The sun arose Tuesday, but life as Ohio State knew it did not go on.
The Buckeyes’ national championship hopes endured a devastating hit as their biggest fear became a reality. Quarterback Braxton Miller is out for the season after reinjuring his repaired right shoulder in practice Monday, the school confirmed.
An MRI revealed Miller, the back-to-back reigning Big Ten MVP, will require his second surgery in six months.
“My thoughts and prayers are with Braxton and his family,” Ohio State coach Urban Meyer said in a statement. “This is an unfortunate injury to a young man who means so much to this program and to Buckeye nation.”
Miller said he plans to red-shirt this season and return “stronger and better than ever” for a final year next fall. The senior said he will enroll in graduate school after graduating with a degree in communications in December.
“In the meantime,” he said, “I want to give all the support I can to my coaches and teammates as they chase a championship this season.”
News of Miller’s injury rocked college football, reverberating everywhere from Las Vegas — the LVH sports book dropped the Buckeyes’ title odds from 12:1 to 50:1 — to New York, the site of the annual Heisman Trophy presentation. Miller was billed as one of the top contenders for the award.

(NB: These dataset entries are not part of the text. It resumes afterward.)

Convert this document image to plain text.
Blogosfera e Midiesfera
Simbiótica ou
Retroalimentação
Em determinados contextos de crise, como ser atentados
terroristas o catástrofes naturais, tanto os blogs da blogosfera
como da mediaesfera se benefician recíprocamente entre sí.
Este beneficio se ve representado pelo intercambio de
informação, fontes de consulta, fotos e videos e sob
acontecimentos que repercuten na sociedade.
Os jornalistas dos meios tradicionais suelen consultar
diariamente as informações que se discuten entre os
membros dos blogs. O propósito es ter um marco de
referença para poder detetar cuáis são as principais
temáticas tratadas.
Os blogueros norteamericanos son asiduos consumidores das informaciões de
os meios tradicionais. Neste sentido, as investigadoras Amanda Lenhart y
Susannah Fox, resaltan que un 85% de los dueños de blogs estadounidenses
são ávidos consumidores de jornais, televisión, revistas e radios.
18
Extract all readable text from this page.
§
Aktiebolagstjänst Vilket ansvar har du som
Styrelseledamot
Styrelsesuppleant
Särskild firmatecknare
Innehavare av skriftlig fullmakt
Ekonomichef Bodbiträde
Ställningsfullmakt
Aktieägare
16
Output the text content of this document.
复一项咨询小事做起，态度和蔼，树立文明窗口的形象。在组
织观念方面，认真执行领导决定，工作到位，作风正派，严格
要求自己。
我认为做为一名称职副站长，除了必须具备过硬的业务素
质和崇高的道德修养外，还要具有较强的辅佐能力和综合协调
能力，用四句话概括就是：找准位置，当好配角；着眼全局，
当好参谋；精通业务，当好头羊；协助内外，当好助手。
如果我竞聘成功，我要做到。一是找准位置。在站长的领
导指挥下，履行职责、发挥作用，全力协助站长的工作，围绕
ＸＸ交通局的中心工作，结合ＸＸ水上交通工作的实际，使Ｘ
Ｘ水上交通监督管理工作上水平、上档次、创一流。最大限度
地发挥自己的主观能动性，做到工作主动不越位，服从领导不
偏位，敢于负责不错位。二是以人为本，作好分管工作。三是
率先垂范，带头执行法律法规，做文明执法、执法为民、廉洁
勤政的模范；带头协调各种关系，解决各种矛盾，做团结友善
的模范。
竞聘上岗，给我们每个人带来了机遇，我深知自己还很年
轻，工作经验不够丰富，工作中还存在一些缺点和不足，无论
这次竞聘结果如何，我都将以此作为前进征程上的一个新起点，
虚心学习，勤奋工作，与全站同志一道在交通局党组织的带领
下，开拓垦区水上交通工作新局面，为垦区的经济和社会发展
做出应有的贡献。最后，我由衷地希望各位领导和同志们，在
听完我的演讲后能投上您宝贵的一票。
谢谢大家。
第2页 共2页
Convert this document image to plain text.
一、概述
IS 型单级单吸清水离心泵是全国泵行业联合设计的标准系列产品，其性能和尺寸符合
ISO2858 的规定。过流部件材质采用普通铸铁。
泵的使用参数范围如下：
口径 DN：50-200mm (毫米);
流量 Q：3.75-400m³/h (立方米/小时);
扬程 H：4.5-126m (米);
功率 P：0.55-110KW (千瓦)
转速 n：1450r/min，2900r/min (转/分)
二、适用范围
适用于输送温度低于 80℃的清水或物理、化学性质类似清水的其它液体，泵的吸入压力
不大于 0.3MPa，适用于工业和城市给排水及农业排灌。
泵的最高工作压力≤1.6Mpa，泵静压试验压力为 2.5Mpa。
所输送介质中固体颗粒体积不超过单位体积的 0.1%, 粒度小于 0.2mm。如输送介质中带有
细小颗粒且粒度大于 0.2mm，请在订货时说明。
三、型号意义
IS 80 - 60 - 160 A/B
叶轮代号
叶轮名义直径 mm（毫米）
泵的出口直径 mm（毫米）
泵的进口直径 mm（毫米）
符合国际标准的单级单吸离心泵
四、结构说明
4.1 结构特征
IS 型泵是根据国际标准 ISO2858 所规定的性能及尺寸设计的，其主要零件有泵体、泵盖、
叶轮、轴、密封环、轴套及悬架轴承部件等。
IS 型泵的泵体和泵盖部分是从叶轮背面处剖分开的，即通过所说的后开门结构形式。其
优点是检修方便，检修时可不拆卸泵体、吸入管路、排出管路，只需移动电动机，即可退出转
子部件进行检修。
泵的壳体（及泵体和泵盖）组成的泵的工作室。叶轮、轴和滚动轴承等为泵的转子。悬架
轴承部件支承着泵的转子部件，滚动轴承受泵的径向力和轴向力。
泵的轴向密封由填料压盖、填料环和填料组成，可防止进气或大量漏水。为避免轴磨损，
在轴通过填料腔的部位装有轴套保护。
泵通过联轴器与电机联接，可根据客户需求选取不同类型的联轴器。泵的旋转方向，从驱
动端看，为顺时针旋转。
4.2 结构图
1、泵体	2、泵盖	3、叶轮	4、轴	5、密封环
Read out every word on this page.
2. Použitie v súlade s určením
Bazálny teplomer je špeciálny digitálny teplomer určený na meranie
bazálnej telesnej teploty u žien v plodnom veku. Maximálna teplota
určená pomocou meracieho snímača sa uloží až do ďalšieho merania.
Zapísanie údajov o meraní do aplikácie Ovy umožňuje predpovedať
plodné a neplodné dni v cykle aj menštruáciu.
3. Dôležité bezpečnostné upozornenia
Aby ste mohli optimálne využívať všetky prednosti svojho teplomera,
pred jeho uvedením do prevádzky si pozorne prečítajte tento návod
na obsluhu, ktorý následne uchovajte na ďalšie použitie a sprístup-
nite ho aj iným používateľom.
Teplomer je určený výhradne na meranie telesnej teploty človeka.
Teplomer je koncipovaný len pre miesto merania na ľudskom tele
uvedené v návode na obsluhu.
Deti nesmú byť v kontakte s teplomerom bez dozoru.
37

In Columbus, the Buckeyes closed ranks, canceling previously scheduled interviews with reporters while preparing for life without Miller. Ohio State will now turn to red-shirt freshman J.T. Barrett, who has yet to take a college snap but is billed as a cerebral, beyond-his-years leader.
Barrett surpassed third-year sophomore Cardale Jones as OSU’s top backup last week. A former four-star recruit ranked among the nation’s top dual-threat quarterbacks, the 6-foot-1, 225-pound Wichita Falls, Texas, native tore his ACL in October 2012 as a senior in high school and continued rehabbing the injury at OSU in 2013.
“I think he'll handle this well,” said Jim Garfield, Barrett’s coach at Rider High School. “He's been preparing for this his whole life. When he first put on the Buckeyes’ uniform, he felt like he was going to be playing for a national championship.”
On Twitter, OSU player personnel director Mark Pantoni wrote: “I'm excited to see [Barrett] lead this team. We have his back and are confident he's going to do big things with this offense!”
Meanwhile, Miller’s setback confirmed a creeping suspicion of many around the program that his shoulder was not healing as expected from surgery in February for a partially torn labrum. Miller reported soreness in the shoulder after the first preseason practice camp earlier this month, and coaches had since kept his passing workload to a minimum.
On Monday, Miller was throwing a short pass when he felt intense pain in his shoulder. Strictly off limits to contact, he was not touched on the play.
¦ Hometown: Wichita Falls, Texas
¦ Class: Red-shirt freshman
¦ Notes: Was considered one of nation's premier dual threat quarterbacks in Class of 2013, although his senior season came to an early end with a knee injury in the fifth game of the season ... rated as the No. 11 prospect in talent-rich Texas (247Sports) and a consensus four-star cornerback (ESPN, Rivals, Scout, 247Sports) ... a top 150 player by both Scout and 247Sports and on the ESPN 300 ... rushed for 569 yards with seven touchdowns and passed for 784 yards and five scores as a senior prior to the injury ... rushed for over 1,500 yards with nine touchdowns and passed for over 1,600 yards and 14 touchdowns as a junior.
The impact of his loss is difficult to overstate. Perhaps no player nationally is more important to his team than Miller, who likely would have smashed every significant career OSU quarterback record this season. He is 26-8 as a starter and has piled up 8,346 yards of total offense and accounted for 84 touchdowns.
Still, any doomsday predictions are likely misguided. Ohio State will have significantly more talent than most of its opponents while the staff had time to adjust. Barrett and Jones, who were recruited to run Meyer’s spread-option offense, have taken nearly all of the repetitions with the first team since the end of last season.
“For those young guys to get the live reps is invaluable,” offensive coordinator Tom Herman said Monday. “You can’t put a value on it because that usually doesn’t happen.”